Débutons donc cette analyse avec Guardians of the Galaxy, Vol. 2.

Ego : incarnation de l’oppression colonialiste

Pour commencer, rappelons les principaux enjeux du second volet des aventures de cette équipe pas très Charlie.
Le grand méchant, Ego “The Living Planet”, est un Celestial : un être quasi-parfait (comme Ryan Gosling). Partant à la recherche d’autres formes de vie similaires à la sienne, il découvre que l’univers est divers, complexe et fort peu parfait (contrairement à Ryan Gosling). Pour lui cela veut dire qu’une mission lui incombe : celle de perfectionner la vie. Pour cela il part semer ses petites graines sur les différentes planètes qu’il explore mais aussi dans une autochtone de chacune d’elles. Son but est de terraformer ces planètes à son image, tout en espérant qu’une de ses progénitures finisse par être aussi parfait que lui. Mais son plan est contrecarré par nos héros : un groupe d’êtres sacrément imparfaits, pour la plupart brisés, qui arrivent à travailler ensemble une fois qu’ils ont cherché à comprendre les blessures de chacun et à s’y adapter.
On retrouve les motivations du colonialisme dans le personnage d’Ego : il s’agit de ravager un territoire pour le reformer à l’image de son petit monde culturellement et religieusement hégémonique à cause d’une incapacité à comprendre et à accepter la diversité et d’une conviction que le système qu’on connaît est le seul valable. Ce n’est pas pour rien que la forme “humaine” d’Ego est un homme blanc. Même la logique capitaliste n’a pas été oubliée dans la construction de ce personnage : lorsqu’il se rend compte qu’il tombe amoureux de Meredith Quill, plutôt que de céder à l’amour et à l’empathie qui auraient pu lui apporter l’acceptation de l’autre, il décide de la tuer pour couper tout lien émotionnel et rester sur les bons rails de son plan impérialiste. Pour lui, seules l’efficacité et la “perfection” comptent, tout ce qui déborde d’un millimètre doit être éliminé.

Destinée manifeste

Ego est persuadé d’être dans son bon droit naturel puisque cela découlerait de sa supériorité, de son statut quasi-divin.
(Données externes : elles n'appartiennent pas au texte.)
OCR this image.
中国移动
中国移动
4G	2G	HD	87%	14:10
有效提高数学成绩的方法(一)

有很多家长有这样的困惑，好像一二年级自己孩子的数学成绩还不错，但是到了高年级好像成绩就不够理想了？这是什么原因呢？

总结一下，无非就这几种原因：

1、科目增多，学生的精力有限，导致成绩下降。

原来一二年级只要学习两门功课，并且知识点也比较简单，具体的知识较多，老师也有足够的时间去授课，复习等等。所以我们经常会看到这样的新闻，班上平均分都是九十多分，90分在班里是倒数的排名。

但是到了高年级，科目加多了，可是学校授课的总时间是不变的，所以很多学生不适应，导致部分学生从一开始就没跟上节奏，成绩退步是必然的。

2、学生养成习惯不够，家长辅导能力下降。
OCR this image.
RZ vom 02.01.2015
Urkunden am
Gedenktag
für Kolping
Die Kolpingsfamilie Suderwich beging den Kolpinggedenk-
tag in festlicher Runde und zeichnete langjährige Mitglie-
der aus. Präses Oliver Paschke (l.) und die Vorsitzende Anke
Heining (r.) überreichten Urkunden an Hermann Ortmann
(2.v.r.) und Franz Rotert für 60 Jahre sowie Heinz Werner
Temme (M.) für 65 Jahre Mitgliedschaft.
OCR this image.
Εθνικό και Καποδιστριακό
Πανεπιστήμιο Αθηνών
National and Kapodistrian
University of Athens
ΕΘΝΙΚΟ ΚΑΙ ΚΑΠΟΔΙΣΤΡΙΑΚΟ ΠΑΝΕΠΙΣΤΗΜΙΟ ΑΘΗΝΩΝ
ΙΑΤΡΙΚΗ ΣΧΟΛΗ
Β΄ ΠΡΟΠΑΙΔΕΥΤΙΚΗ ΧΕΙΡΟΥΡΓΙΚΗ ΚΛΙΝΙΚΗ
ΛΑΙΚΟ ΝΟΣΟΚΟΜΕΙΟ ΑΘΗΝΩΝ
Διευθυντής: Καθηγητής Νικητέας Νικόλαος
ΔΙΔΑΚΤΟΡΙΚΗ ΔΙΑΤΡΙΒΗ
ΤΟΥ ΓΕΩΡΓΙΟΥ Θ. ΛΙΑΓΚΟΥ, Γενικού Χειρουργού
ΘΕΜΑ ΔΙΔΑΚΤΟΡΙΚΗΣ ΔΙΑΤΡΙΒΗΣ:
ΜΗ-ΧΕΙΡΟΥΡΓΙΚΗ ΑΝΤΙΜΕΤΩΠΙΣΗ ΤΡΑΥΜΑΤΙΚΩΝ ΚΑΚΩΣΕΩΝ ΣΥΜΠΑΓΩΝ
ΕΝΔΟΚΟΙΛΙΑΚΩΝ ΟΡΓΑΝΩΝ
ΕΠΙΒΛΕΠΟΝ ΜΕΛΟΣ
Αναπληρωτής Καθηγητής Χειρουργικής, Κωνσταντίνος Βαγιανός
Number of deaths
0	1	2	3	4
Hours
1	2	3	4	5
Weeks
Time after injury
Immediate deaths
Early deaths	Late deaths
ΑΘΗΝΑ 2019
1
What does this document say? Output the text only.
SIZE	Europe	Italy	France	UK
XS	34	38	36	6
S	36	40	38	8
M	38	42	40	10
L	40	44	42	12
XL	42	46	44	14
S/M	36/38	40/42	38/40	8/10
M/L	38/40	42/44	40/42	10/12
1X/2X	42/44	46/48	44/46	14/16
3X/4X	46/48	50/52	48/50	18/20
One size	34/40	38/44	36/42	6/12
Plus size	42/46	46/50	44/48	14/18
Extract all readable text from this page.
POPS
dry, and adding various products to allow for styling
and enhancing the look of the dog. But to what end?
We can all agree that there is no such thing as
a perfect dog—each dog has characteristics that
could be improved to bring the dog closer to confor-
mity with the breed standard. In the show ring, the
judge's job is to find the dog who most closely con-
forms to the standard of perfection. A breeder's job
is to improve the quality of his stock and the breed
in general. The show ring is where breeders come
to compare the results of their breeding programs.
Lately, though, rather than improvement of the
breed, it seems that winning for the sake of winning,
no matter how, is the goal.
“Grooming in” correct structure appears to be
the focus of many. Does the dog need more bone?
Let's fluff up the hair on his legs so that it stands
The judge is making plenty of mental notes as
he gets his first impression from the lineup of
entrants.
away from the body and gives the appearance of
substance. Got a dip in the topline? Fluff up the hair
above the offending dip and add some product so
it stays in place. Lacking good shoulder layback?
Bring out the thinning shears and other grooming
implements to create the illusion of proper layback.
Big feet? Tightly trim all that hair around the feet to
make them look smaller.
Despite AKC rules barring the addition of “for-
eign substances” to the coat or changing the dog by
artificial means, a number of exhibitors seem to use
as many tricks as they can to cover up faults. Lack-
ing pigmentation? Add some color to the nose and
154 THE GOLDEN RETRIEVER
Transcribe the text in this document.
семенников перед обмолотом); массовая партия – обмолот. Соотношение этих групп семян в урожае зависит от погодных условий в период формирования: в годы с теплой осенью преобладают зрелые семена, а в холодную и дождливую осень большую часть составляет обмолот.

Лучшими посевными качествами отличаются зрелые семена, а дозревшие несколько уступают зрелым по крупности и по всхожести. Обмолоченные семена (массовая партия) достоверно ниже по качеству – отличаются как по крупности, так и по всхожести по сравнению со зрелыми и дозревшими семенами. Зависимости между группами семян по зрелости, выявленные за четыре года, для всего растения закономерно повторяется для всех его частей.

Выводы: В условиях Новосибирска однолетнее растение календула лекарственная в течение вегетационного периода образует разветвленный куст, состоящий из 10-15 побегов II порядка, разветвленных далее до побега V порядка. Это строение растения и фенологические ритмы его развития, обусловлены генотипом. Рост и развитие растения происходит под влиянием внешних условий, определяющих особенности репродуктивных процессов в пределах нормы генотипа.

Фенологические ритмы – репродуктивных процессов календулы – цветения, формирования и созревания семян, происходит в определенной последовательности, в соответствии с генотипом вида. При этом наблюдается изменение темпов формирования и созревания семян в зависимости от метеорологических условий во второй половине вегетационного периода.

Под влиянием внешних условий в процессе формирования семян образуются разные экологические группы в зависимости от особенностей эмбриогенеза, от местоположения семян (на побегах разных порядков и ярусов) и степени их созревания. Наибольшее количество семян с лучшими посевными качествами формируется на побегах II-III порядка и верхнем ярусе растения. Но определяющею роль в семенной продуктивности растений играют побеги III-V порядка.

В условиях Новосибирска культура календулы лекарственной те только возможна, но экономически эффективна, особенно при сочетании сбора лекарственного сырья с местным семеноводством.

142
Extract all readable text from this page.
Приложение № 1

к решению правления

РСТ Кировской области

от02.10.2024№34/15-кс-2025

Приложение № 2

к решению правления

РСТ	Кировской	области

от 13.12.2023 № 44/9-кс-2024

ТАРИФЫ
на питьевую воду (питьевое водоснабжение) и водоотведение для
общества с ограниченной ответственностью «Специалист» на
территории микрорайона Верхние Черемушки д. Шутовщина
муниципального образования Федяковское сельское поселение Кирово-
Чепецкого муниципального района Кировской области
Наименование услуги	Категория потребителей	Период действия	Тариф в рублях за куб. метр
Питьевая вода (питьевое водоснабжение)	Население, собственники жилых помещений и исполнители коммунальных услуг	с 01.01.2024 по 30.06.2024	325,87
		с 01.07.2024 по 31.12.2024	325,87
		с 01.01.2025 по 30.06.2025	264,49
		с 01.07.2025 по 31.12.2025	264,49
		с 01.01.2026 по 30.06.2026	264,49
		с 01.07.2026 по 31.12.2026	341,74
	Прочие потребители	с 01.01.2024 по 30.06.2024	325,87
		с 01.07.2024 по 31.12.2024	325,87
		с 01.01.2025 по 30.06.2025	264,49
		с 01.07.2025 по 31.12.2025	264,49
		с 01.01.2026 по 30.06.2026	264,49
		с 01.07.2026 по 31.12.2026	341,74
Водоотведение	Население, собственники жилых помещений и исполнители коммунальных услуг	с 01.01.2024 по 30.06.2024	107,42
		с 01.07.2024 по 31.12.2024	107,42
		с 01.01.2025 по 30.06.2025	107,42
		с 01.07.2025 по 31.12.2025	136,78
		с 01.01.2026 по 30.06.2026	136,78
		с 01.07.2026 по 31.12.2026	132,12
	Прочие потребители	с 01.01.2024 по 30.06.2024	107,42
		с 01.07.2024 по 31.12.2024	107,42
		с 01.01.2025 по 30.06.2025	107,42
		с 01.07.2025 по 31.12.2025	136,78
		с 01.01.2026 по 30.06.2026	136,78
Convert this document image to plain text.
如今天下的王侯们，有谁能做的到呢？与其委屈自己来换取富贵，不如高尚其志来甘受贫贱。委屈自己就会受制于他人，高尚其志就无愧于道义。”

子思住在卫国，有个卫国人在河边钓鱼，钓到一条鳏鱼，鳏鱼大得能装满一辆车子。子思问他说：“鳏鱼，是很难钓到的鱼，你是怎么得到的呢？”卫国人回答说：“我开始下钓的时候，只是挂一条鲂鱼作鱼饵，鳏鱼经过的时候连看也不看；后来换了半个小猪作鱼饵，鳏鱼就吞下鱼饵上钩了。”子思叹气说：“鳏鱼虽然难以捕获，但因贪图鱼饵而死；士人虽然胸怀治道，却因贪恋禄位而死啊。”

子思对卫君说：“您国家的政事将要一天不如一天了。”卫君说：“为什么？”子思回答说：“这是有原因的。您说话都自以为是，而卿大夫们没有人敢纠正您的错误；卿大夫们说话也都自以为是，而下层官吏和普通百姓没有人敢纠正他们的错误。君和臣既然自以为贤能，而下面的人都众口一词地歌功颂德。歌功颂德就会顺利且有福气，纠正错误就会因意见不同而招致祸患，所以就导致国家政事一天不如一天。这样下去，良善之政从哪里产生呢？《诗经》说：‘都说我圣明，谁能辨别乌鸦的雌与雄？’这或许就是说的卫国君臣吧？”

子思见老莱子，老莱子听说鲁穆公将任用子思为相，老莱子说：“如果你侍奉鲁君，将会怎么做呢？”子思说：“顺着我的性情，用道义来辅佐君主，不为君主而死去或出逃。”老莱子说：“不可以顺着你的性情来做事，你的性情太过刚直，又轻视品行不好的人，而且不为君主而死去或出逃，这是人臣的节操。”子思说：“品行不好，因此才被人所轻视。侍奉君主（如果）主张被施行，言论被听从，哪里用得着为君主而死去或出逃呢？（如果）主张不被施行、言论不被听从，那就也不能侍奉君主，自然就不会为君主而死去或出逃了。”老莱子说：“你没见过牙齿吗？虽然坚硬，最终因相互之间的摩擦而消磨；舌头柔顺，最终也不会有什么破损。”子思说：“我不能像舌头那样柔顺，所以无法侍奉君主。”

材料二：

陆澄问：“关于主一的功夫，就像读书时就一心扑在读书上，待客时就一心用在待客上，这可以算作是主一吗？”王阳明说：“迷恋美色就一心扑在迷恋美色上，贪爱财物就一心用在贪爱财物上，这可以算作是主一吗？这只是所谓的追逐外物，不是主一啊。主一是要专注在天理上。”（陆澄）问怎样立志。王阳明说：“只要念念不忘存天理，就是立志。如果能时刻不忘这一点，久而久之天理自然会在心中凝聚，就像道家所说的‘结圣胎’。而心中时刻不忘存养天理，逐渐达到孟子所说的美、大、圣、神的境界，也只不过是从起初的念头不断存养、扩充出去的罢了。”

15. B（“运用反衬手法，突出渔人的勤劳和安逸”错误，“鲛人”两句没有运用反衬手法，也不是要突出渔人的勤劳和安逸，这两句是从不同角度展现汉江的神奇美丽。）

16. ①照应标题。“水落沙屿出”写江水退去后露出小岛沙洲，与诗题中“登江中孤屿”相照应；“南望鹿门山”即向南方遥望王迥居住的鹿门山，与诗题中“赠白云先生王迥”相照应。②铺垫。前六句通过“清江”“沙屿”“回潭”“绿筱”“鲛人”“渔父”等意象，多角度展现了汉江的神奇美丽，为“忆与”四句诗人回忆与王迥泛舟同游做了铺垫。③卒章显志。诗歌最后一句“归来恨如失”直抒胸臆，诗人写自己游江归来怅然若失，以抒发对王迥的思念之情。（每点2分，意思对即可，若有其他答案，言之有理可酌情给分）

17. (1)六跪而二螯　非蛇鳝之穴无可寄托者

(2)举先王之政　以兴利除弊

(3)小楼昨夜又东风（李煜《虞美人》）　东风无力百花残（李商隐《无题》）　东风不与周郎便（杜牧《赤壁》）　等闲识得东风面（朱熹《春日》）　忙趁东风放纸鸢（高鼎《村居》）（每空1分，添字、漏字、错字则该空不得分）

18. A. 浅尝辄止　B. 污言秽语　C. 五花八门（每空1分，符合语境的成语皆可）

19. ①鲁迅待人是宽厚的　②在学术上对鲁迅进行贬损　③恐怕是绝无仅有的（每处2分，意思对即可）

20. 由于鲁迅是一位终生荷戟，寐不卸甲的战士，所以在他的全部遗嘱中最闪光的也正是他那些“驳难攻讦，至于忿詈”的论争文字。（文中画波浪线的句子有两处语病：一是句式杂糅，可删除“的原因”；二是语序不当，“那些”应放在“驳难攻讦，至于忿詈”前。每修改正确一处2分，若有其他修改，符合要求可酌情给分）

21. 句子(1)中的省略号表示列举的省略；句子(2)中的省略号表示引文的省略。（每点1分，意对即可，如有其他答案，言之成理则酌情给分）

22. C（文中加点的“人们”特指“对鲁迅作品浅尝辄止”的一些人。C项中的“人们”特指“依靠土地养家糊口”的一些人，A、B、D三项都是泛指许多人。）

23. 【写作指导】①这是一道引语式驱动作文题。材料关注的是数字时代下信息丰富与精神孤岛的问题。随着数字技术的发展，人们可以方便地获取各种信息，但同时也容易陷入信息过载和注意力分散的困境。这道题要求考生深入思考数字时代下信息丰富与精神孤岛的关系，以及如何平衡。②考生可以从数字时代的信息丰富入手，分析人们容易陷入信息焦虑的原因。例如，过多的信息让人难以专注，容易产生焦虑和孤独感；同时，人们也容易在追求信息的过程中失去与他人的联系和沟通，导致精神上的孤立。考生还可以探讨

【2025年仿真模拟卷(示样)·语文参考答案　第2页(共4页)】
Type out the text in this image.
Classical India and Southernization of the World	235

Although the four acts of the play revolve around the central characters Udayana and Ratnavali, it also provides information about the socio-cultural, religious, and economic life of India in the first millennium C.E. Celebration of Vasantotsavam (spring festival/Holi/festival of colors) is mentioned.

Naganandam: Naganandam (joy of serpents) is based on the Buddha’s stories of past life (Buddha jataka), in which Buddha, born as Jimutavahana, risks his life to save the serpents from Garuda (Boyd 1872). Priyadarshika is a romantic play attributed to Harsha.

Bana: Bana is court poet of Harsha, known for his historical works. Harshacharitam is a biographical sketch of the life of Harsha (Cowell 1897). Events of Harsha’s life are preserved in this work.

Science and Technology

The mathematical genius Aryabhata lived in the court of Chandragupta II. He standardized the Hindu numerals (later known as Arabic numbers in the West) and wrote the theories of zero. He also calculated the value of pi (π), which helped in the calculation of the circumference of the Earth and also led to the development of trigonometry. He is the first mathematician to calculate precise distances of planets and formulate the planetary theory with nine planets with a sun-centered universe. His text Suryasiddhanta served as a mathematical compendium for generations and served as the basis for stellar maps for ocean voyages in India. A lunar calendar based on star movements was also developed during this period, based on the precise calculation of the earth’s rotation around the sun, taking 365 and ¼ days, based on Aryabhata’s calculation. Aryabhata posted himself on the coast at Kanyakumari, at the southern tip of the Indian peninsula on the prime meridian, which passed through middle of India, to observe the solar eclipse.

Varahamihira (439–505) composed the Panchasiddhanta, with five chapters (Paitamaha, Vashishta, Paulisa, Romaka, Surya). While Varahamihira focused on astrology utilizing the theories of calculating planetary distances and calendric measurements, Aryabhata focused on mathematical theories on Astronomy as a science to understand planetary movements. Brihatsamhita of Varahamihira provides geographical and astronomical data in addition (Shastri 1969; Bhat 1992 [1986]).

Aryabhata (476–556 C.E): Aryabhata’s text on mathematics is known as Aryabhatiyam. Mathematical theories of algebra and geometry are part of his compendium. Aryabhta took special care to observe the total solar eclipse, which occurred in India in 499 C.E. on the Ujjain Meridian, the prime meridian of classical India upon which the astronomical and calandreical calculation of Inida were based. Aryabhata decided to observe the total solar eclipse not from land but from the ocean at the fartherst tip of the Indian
On retrouve là un parallèle avec le concept de Destinée Manifeste : l’idéologie ayant motivé les États-Unis à exercer leur politique impérialiste en raison d’une sorte de responsabilité divine d’étendre leur civilisation vers l’Ouest. Théorisée en 1845 par le journaliste John O’Sullivan, la “destinée” de la nation américaine serait d’implanter sa civilisation sur tout le territoire nord-américain car elle serait une version améliorée, supérieure, de la civilisation européenne. Ainsi, l’expansion des frontières américaine de 60% en même pas 5 ans a été perçue comme la confirmation du caractère inexorable de la suprématie des USA. Par ailleurs, à force de ré-interprétations, le concept a fini par inspirer en partie celui du Lebensraum nazi.
Bien évidemment, la colonisation exercée par l’Europe a également été souvent motivée par quelques missions soi-disant divines. Mais ici, l’œuvre étant produite dans le pays de l’Oncle Sam, c’est ce concept de Destinée Manifeste qui a dû principalement influencer la construction du personnage. Elle a d’ailleurs influencé nombre de productions américaines, que ce soit pour la valider (dans le Western par exemple) ou, bien moins souvent, pour la dénoncer comme dans les quelques films critiquant l’intervention au Viêtnam ou apparaissant après le scandale du Watergate.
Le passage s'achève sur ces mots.